Over the next few decades, concerns over climate change and energy security will drive fundamental changes in the global supply, transport, and use of energy. Energy system and integrated assessment models play a vital role in the planning process by providing insight related to the future impacts of policies and technology deployment. These models can be generically referred to as energy-economy optimization models, and they minimize cost or maximize utility by, at least in part, optimizing the energy system over multiple decades. Energy-economy models encoded with a set of structured, self-consistent assumptions and decision rules have emerged as a key tool for the analysis of energy and climate policy at the regional, national, and international scale.

Personal observation and a survey of the literature have led us to identify two critical shortcomings regarding existing energy-economy optimization models:

  • With a couple exceptions, the models are not open source. Because EEO models necessarily have long timeframes, expansive system boundaries, and encompass both physical and social phenomena, the level of descriptive detail that can be provided in model documentation and in peer-reviewed journals is insufficient to reproduce a specific set of published results. While there have been rigorous efforts to compare model results (e.g., Stanford Energy Modeling Forum), the lack of access to source code prevents a deeper level of external verification. Making executable models available without source code would be a step in the right direction, but it still does not allow the user to investigate how the underlying system of equations and data lead to specific outcomes.
  • Treatment of uncertainty is often absent or cursory. Much effort is expended trying to build larger, more complex models that endogenize observed phenomena. But because there is no practical method to validate the model results, there is little to reign in efforts that do not improve model performance. The size and complexity of many energy-economy models makes it difficult to iterate them, and often policy analysis is reduced to a few highly detailed, illustrative scenarios. Model time horizons on the order of 50 to 100 years necessitate a rigorous exploration of the decision space to ensure that model insights are robust to large future uncertainties. While there is no practical solution to the validation problem, modelers should be cognizant of creep in EEO model complexity. While judgments about the appropriate level of model detail and sophistication are subjective and should be tailored to specific research objectives, insights generated with EEO models must — to the degree possible — be robust to large future uncertainties. If not, they are of little practical value to policy planners and decision makers.

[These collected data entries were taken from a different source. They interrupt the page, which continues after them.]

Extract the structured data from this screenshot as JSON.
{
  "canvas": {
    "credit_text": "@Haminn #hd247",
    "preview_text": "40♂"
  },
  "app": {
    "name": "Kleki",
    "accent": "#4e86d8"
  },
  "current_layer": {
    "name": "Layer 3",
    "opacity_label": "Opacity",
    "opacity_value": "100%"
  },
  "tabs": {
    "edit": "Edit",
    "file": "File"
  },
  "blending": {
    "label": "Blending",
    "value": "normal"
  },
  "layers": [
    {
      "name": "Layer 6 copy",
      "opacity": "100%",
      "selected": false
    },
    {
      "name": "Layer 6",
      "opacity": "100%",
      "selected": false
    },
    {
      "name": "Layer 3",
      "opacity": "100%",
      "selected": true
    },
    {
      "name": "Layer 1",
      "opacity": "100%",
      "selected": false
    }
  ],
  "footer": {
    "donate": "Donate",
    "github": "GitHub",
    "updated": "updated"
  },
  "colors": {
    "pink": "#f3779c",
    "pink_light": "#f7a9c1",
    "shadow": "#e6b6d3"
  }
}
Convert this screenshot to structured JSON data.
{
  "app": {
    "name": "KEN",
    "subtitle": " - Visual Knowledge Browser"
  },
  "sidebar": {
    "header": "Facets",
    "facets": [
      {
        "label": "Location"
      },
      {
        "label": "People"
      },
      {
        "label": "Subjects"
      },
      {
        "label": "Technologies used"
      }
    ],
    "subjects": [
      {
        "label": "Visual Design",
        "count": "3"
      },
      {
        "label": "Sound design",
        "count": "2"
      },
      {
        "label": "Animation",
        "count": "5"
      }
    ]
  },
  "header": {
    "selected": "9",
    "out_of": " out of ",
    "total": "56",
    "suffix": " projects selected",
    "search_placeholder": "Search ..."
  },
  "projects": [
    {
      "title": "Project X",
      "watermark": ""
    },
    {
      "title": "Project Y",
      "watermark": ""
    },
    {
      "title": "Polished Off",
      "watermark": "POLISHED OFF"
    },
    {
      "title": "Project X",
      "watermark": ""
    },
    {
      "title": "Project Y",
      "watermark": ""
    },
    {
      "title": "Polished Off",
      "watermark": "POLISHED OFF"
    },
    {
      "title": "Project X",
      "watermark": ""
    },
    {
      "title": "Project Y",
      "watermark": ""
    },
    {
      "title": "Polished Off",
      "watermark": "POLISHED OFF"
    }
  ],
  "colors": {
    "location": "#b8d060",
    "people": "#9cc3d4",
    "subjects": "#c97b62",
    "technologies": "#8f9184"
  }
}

TEMOA will address these issues by combining expertise in energy modeling, economics, operations research, and computer science to create a new suite of modeling tools.

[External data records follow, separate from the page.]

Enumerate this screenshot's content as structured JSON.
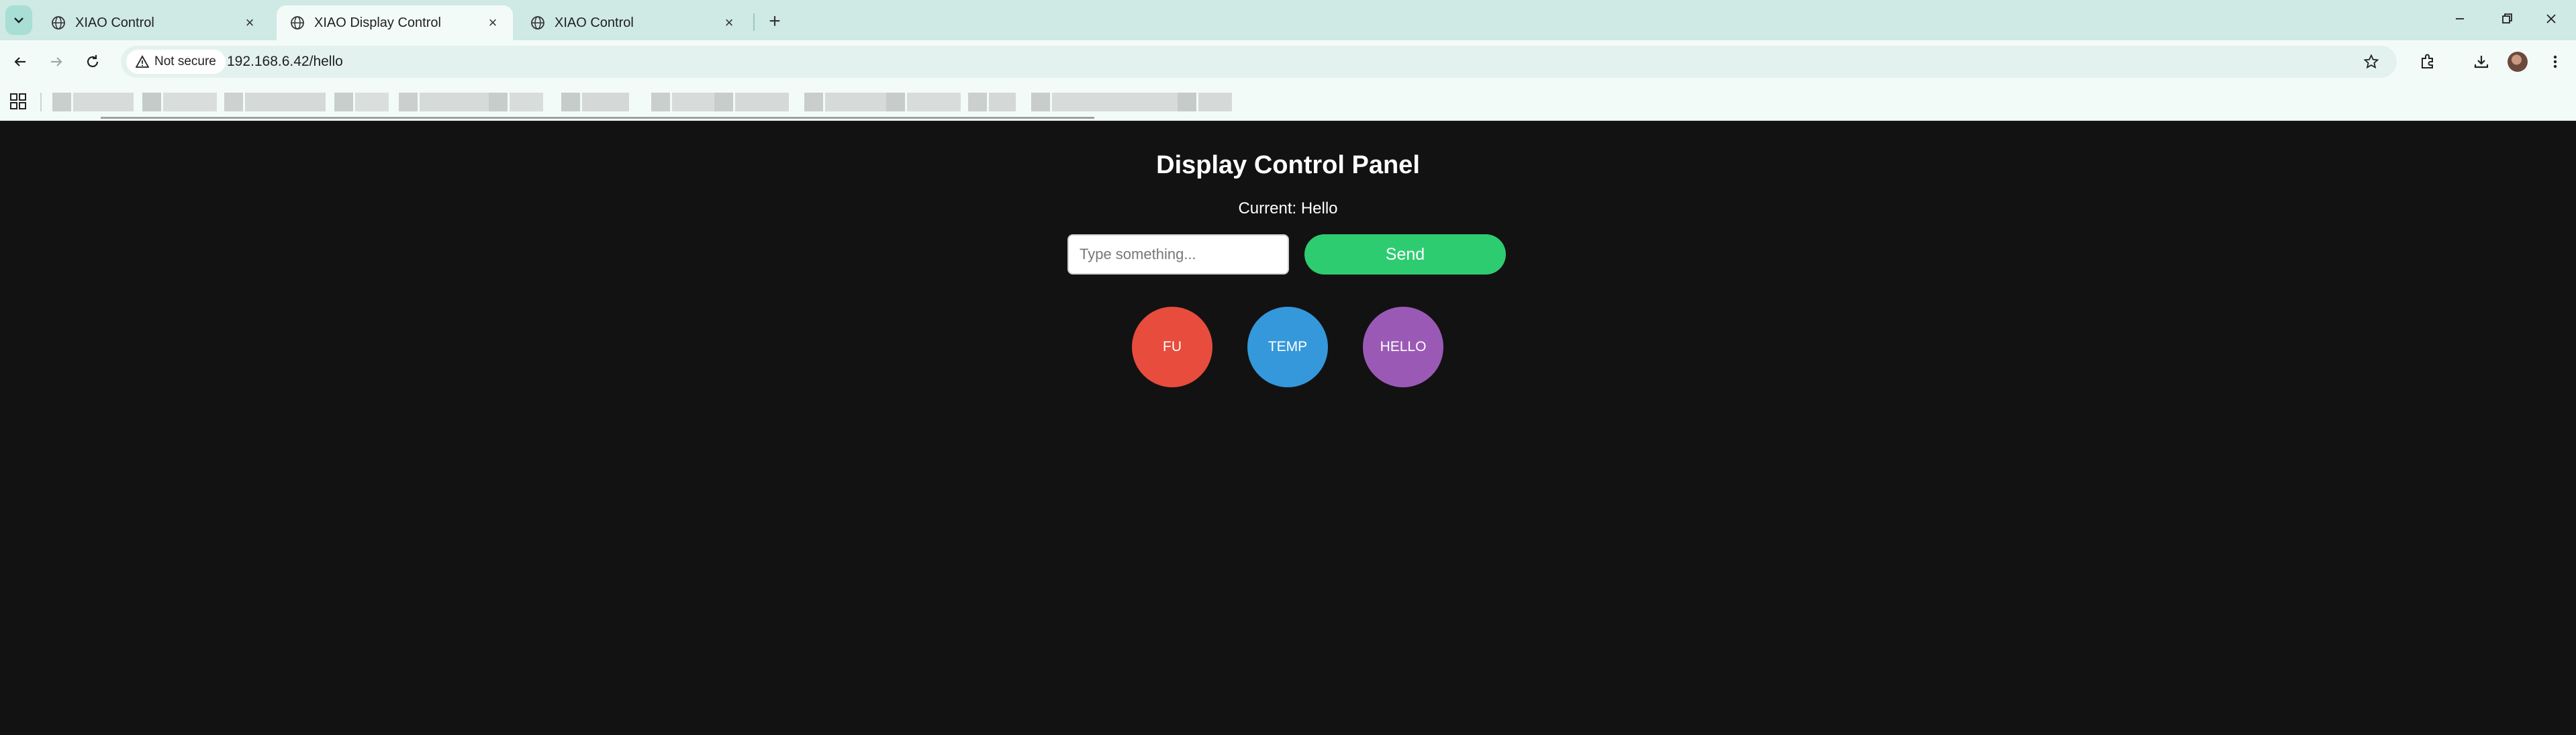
{
  "browser": {
    "tabs": [
      {
        "title": "XIAO Control",
        "active": false
      },
      {
        "title": "XIAO Display Control",
        "active": true
      },
      {
        "title": "XIAO Control",
        "active": false
      }
    ],
    "security_label": "Not secure",
    "url": "192.168.6.42/hello"
  },
  "page": {
    "heading": "Display Control Panel",
    "current_text": "Current: Hello",
    "input": {
      "placeholder": "Type something...",
      "value": ""
    },
    "send_label": "Send",
    "quick_buttons": [
      {
        "label": "FU",
        "color": "#e74c3c"
      },
      {
        "label": "TEMP",
        "color": "#3498db"
      },
      {
        "label": "HELLO",
        "color": "#9b59b6"
      }
    ]
  },
  "colors": {
    "page_bg": "#121212",
    "send_green": "#2ecc71",
    "chrome_tabstrip": "#cfe9e4"
  }
}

                                             Research Objectives

  • Build an open source technology explicit energy economy optimization model. We provide public access to our revision control system via the web. We also plan to take snapshots of model source code and data used to produce published model-based analysis, enabling third party verification of our work.
  • Utilize open source software tools wherever possible. This includes the programming language, database, graphing and visualization tools, and solvers. This makes the TEMOA model broadly accessible. The biggest challenge is the choice of solvers: the best linear solvers (e.g. CPLEX and Gurobi) are commercial products.
  • Design the model to make uncertainty analysis more tractable. We plan to develop scripts that automate sensitivity analysis, Monte Carlo simulation, multi-stage stochastic optimization, and search techniques to find near-optimal alternative solutions.
  • Utilize multi-core and compute cluster environments to perform rigorous uncertainty analysis. Given the steep drop in computer hardware, running code in an embarrassingly parallel fashion to enable uncertainty analysis has become a practical and cost-effective option.